Parasites affecting poor Americans
Roundworms may infect close to one-fourth of inner city black children, tapeworms are the leading cause of seizures among U.S. Hispanics and other parasitic diseases associated with poor countries are also affecting Americans, a U.S. expert said Tuesday.
Studies show many of the poorest Americans living in the United States carry some of the same parasitic infections that affect the poor in Africa, Asia and Latin America, said Dr. Peter Hotez, a tropical disease expert at George Washington University and editor in chief of the Public Library of Science journal Neglected Tropical Diseases.
Writing in the journal, Hotez said these parasitic infections had been ignored by most health experts in the United States.

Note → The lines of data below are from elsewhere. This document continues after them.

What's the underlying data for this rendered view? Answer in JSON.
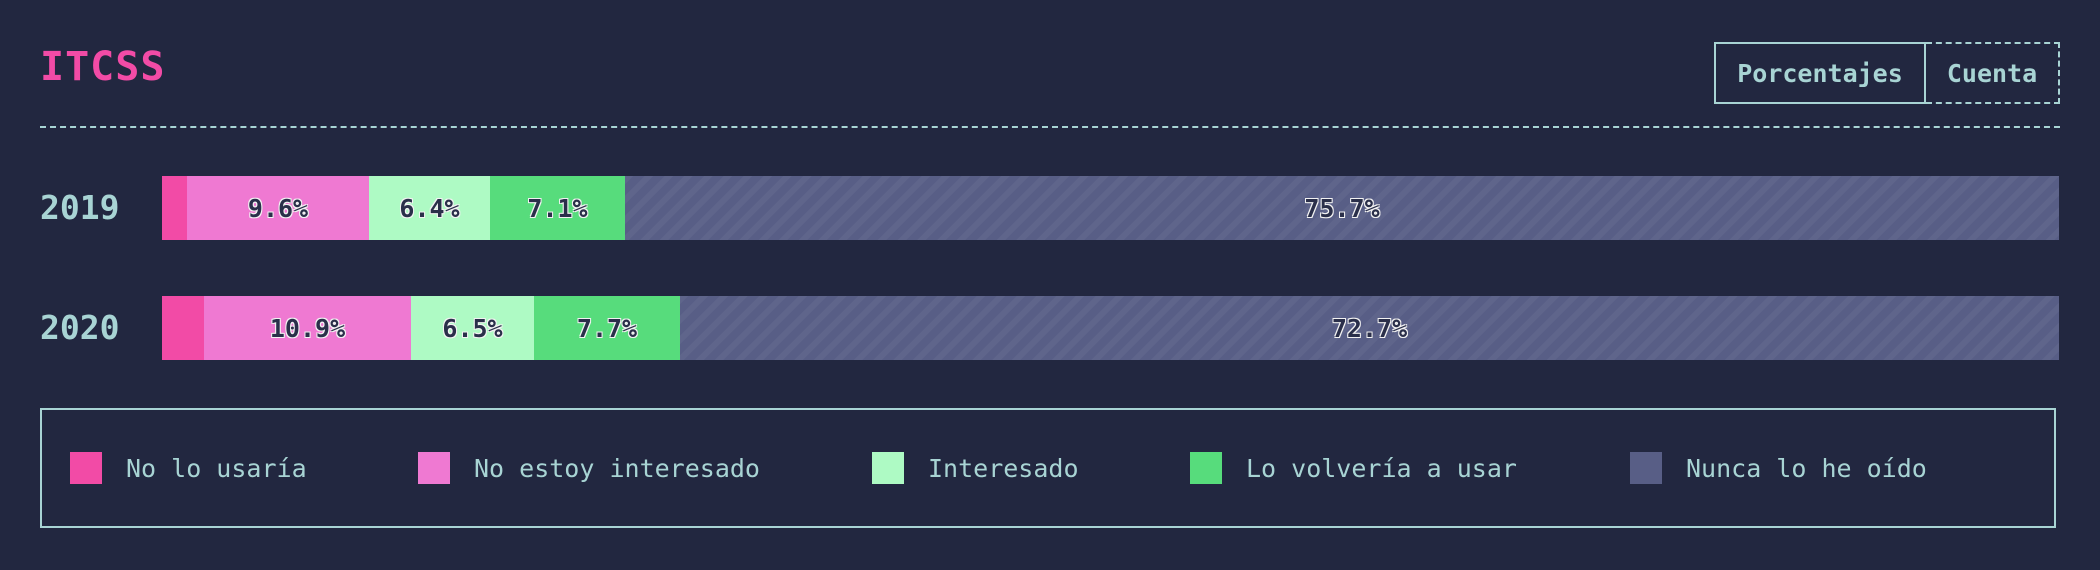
{
  "title": "ITCSS",
  "toggle": {
    "percent_label": "Porcentajes",
    "count_label": "Cuenta",
    "selected": "Porcentajes"
  },
  "chart_data": {
    "type": "bar",
    "orientation": "horizontal",
    "stacked": true,
    "categories": [
      "2019",
      "2020"
    ],
    "series": [
      {
        "name": "No lo usaría",
        "color": "#f24ba6",
        "values": [
          1.3,
          2.2
        ],
        "labels": [
          "",
          ""
        ]
      },
      {
        "name": "No estoy interesado",
        "color": "#ef79d2",
        "values": [
          9.6,
          10.9
        ],
        "labels": [
          "9.6%",
          "10.9%"
        ]
      },
      {
        "name": "Interesado",
        "color": "#aefac4",
        "values": [
          6.4,
          6.5
        ],
        "labels": [
          "6.4%",
          "6.5%"
        ]
      },
      {
        "name": "Lo volvería a usar",
        "color": "#57dc7c",
        "values": [
          7.1,
          7.7
        ],
        "labels": [
          "7.1%",
          "7.7%"
        ]
      },
      {
        "name": "Nunca lo he oído",
        "color": "#585e86",
        "values": [
          75.7,
          72.7
        ],
        "labels": [
          "75.7%",
          "72.7%"
        ],
        "hatched": true
      }
    ],
    "xlim": [
      0,
      100
    ]
  }
}
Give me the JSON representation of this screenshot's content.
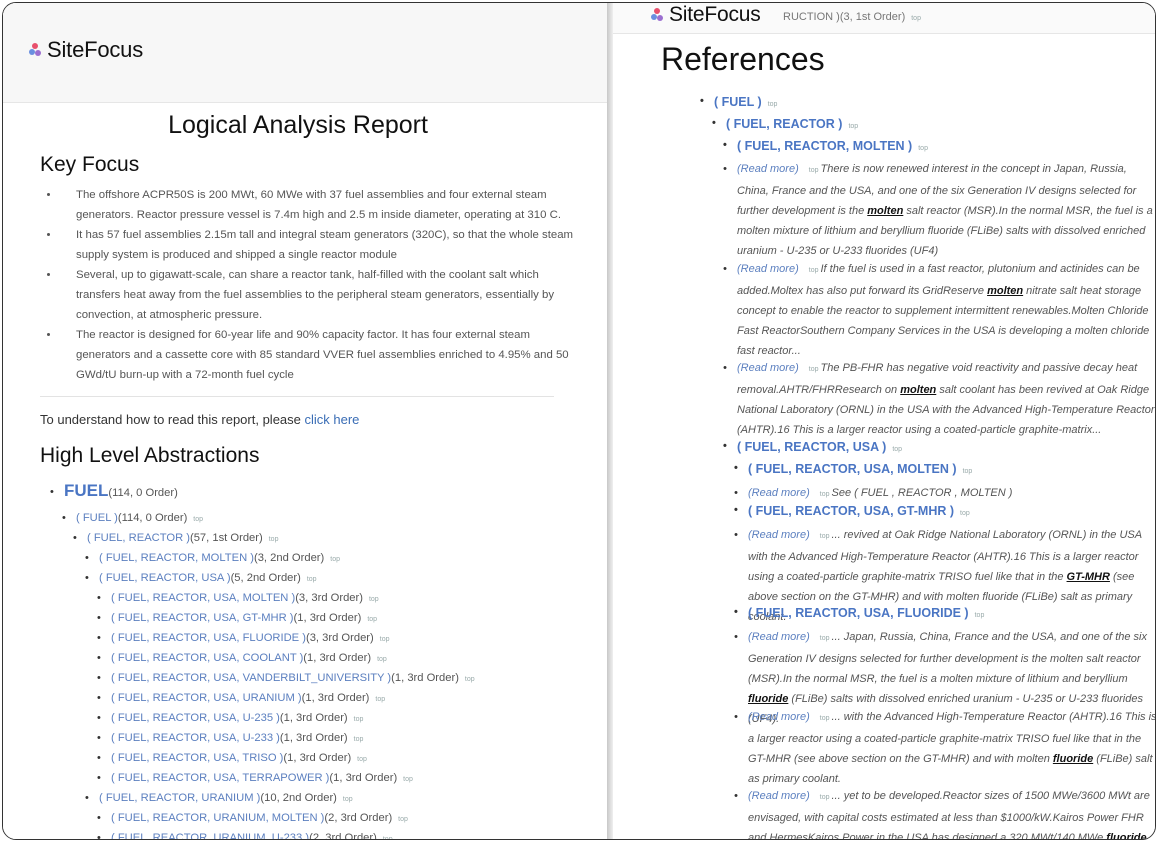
{
  "brand": {
    "name": "SiteFocus",
    "colors": {
      "dot1": "#e8506c",
      "dot2": "#6a8fe0",
      "dot3": "#9b6fd0",
      "link": "#4a75c3"
    }
  },
  "left": {
    "report_title": "Logical Analysis Report",
    "key_focus_heading": "Key Focus",
    "key_focus_items": [
      "The offshore ACPR50S is 200 MWt, 60 MWe with 37 fuel assemblies and four external steam generators. Reactor pressure vessel is 7.4m high and 2.5 m inside diameter, operating at 310 C.",
      "It has 57 fuel assemblies 2.15m tall and integral steam generators (320C), so that the whole steam supply system is produced and shipped a single reactor module",
      "Several, up to gigawatt-scale, can share a reactor tank, half-filled with the coolant salt which transfers heat away from the fuel assemblies to the peripheral steam generators, essentially by convection, at atmospheric pressure.",
      "The reactor is designed for 60-year life and 90% capacity factor. It has four external steam generators and a cassette core with 85 standard VVER fuel assemblies enriched to 4.95% and 50 GWd/tU burn-up with a 72-month fuel cycle"
    ],
    "howto_text": "To understand how to read this report, please ",
    "howto_link": "click here",
    "abstractions_heading": "High Level Abstractions",
    "tree": [
      {
        "label": "FUEL",
        "info": "(114, 0 Order)",
        "top": ""
      },
      {
        "label": "( FUEL )",
        "info": "(114, 0 Order)",
        "top": "top"
      },
      {
        "label": "( FUEL, REACTOR )",
        "info": "(57, 1st Order)",
        "top": "top"
      },
      {
        "label": "( FUEL, REACTOR, MOLTEN )",
        "info": "(3, 2nd Order)",
        "top": "top"
      },
      {
        "label": "( FUEL, REACTOR, USA )",
        "info": "(5, 2nd Order)",
        "top": "top"
      },
      {
        "label": "( FUEL, REACTOR, USA, MOLTEN )",
        "info": "(3, 3rd Order)",
        "top": "top"
      },
      {
        "label": "( FUEL, REACTOR, USA, GT-MHR )",
        "info": "(1, 3rd Order)",
        "top": "top"
      },
      {
        "label": "( FUEL, REACTOR, USA, FLUORIDE )",
        "info": "(3, 3rd Order)",
        "top": "top"
      },
      {
        "label": "( FUEL, REACTOR, USA, COOLANT )",
        "info": "(1, 3rd Order)",
        "top": "top"
      },
      {
        "label": "( FUEL, REACTOR, USA, VANDERBILT_UNIVERSITY )",
        "info": "(1, 3rd Order)",
        "top": "top"
      },
      {
        "label": "( FUEL, REACTOR, USA, URANIUM )",
        "info": "(1, 3rd Order)",
        "top": "top"
      },
      {
        "label": "( FUEL, REACTOR, USA, U-235 )",
        "info": "(1, 3rd Order)",
        "top": "top"
      },
      {
        "label": "( FUEL, REACTOR, USA, U-233 )",
        "info": "(1, 3rd Order)",
        "top": "top"
      },
      {
        "label": "( FUEL, REACTOR, USA, TRISO )",
        "info": "(1, 3rd Order)",
        "top": "top"
      },
      {
        "label": "( FUEL, REACTOR, USA, TERRAPOWER )",
        "info": "(1, 3rd Order)",
        "top": "top"
      },
      {
        "label": "( FUEL, REACTOR, URANIUM )",
        "info": "(10, 2nd Order)",
        "top": "top"
      },
      {
        "label": "( FUEL, REACTOR, URANIUM, MOLTEN )",
        "info": "(2, 3rd Order)",
        "top": "top"
      },
      {
        "label": "( FUEL, REACTOR, URANIUM, U-233 )",
        "info": "(2, 3rd Order)",
        "top": "top"
      }
    ]
  },
  "right": {
    "crumb_tail": "RUCTION )(3, 1st Order)",
    "crumb_top": "top",
    "title": "References",
    "read_more": "(Read more)",
    "top_label": "top",
    "headings": [
      "( FUEL )",
      "( FUEL, REACTOR )",
      "( FUEL, REACTOR, MOLTEN )",
      "( FUEL, REACTOR, USA )",
      "( FUEL, REACTOR, USA, MOLTEN )",
      "( FUEL, REACTOR, USA, GT-MHR )",
      "( FUEL, REACTOR, USA, FLUORIDE )"
    ],
    "refs": [
      {
        "pre": "There is now renewed interest in the concept in Japan, Russia, China, France and the USA, and one of the six Generation IV designs selected for further development is the ",
        "kw": "molten",
        "post": " salt reactor (MSR).In the normal MSR, the fuel is a molten mixture of lithium and beryllium fluoride (FLiBe) salts with dissolved enriched uranium - U-235 or U-233 fluorides (UF4)"
      },
      {
        "pre": "If the fuel is used in a fast reactor, plutonium and actinides can be added.Moltex has also put forward its GridReserve ",
        "kw": "molten",
        "post": " nitrate salt heat storage concept to enable the reactor to supplement intermittent renewables.Molten Chloride Fast ReactorSouthern Company Services in the USA is developing a molten chloride fast reactor..."
      },
      {
        "pre": "The PB-FHR has negative void reactivity and passive decay heat removal.AHTR/FHRResearch on ",
        "kw": "molten",
        "post": " salt coolant has been revived at Oak Ridge National Laboratory (ORNL) in the USA with the Advanced High-Temperature Reactor (AHTR).16 This is a larger reactor using a coated-particle graphite-matrix..."
      },
      {
        "pre": "See ( FUEL , REACTOR , MOLTEN )",
        "kw": "",
        "post": ""
      },
      {
        "pre": "... revived at Oak Ridge National Laboratory (ORNL) in the USA with the Advanced High-Temperature Reactor (AHTR).16 This is a larger reactor using a coated-particle graphite-matrix TRISO fuel like that in the ",
        "kw": "GT-MHR",
        "post": " (see above section on the GT-MHR) and with molten fluoride (FLiBe) salt as primary coolant."
      },
      {
        "pre": "... Japan, Russia, China, France and the USA, and one of the six Generation IV designs selected for further development is the molten salt reactor (MSR).In the normal MSR, the fuel is a molten mixture of lithium and beryllium ",
        "kw": "fluoride",
        "post": " (FLiBe) salts with dissolved enriched uranium - U-235 or U-233 fluorides (UF4)."
      },
      {
        "pre": "... with the Advanced High-Temperature Reactor (AHTR).16 This is a larger reactor using a coated-particle graphite-matrix TRISO fuel like that in the GT-MHR (see above section on the GT-MHR) and with molten ",
        "kw": "fluoride",
        "post": " (FLiBe) salt as primary coolant."
      },
      {
        "pre": "... yet to be developed.Reactor sizes of 1500 MWe/3600 MWt are envisaged, with capital costs estimated at less than $1000/kW.Kairos Power FHR and HermesKairos Power in the USA has designed a 320 MWt/140 MWe ",
        "kw": "fluoride",
        "post": " (FLiBe) salt..."
      }
    ]
  }
}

He said the United States spent hundreds of millions of dollars to defend against bioterrorism threats such as anthrax, smallpox or avian flu, which were more a theoretical concern than a real threat at present. “And yet we have a devastating parasitic disease burden among the American poor,” Hotez said.
He noted that a recent study by the Centers for Disease Control and Prevention, presented in November, found that almost 14% of the U.S. population is infected with Toxocara roundworms, which dogs and cats can pass to people.
“Urban playgrounds in the United States have recently been shown to be a particularly rich source of Toxocara eggs, and inner-city children are at high risk of acquiring the infection,” Hotez wrote, adding that this might be partly behind the rise in asthma cases in the country. Up to 23% of urban black children may be infected, he said.